You have a big list of lists, and you want to look up a lot of lists in it? Do it like you would handle looking up any other kind of object in a big collection: Store them (or a suitable version, to be exact) in a set to allow fast lookup.

Lists cannot be set elements, but you can transform the small lists to tuples and store those:

myindex = set(tuple(sm) for sm in big_list)

Then to check if [1, 3, 4] is in your big_list, you just say:

if tuple([1, 3, 4]) in myindex:
    ...

If you want to match lists regardless of order (so that [1, 3, 4] is considered equal to [3, 1, 4]), turn them into sets too. But not regular sets (they can't be set elements either), but frozenset:

myindex = myindex = set(frozenset(sm) for sm in big_list)

That's about it.

Answer 4

So you are trying to get rid of all those lists which contain only elements which are also in another list?
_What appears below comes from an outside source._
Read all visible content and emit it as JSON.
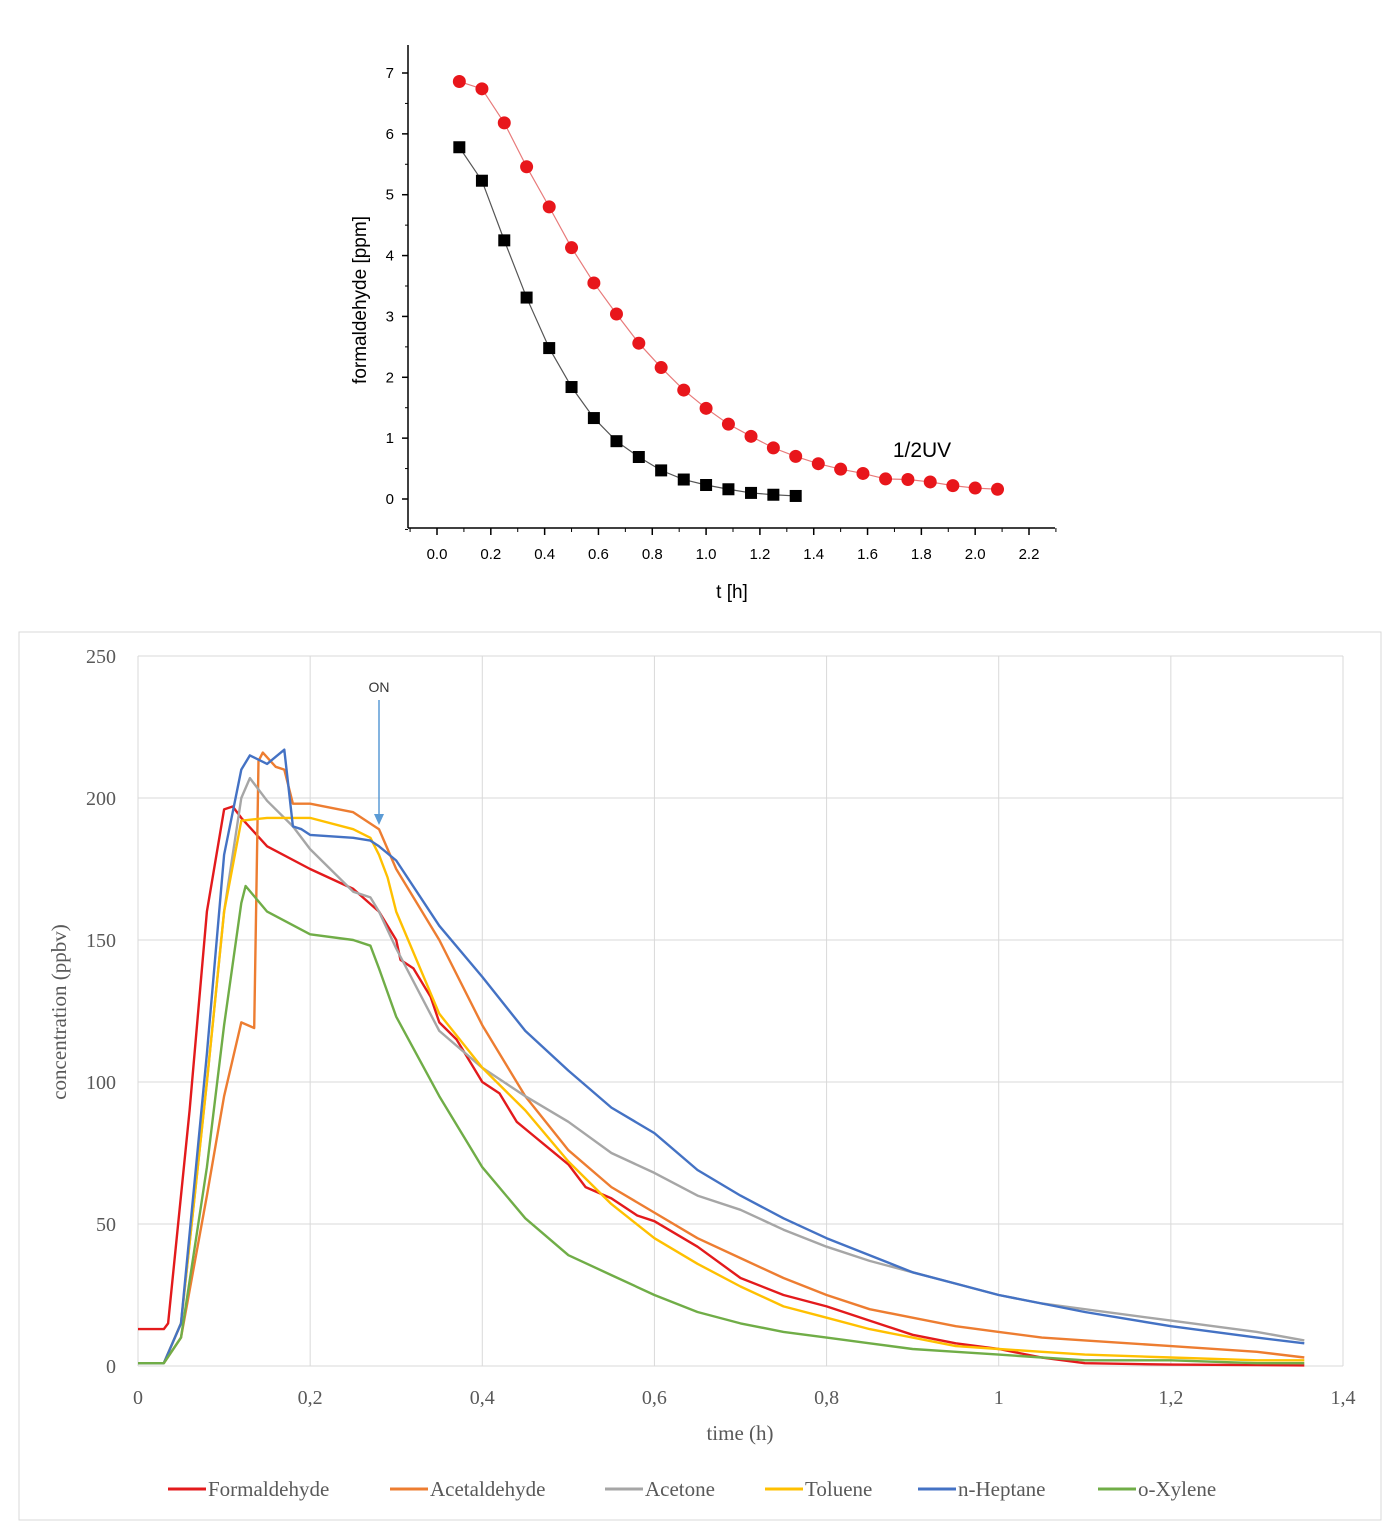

def eachMasterList(allLists):
  allSets = [ set(lst) for lst in allLists ]
  for lst, s in zip(allLists, allSets):
    if not any(s is not otherSet and s < otherSet for otherSet in allSets):
      yield lst

To use the function, try this:

print(list(eachMasterList([[1, 2, 3], [4, 5, 6], [1, 2, 3, 4, 5, 6], [7,8], [9, 10, 11, 12], [7, 8, 9, 10, 11, 12]])))

Answer 5

You can use a recursion function :

>>> l =[(1, 3, 2), (4, 5, 6), (1, 2, 3, 4, 5, 6), (7, 8), (9, 10, 11, 12), (7, 8, 9, 10, 11, 12)]

>>> def find_max_sub(l):
...    for i,j in enumerate(l):
...       for t,k in enumerate(l[i+1:],1):
...             if set(j).intersection(k):
...                 return find_max_sub([set(l.pop(i))|set(l.pop(t))]+l)
...    return l
... 
>>> find_max_sub(l)
[(1, 2, 3, 4, 5, 6), (7, 8, 9, 10, 11, 12)]

All you need is looping over your main list and compare the elements in list with other and when you find to sub lists that have any intersection you pop those elements and add new sub list to main list then call the function with new list.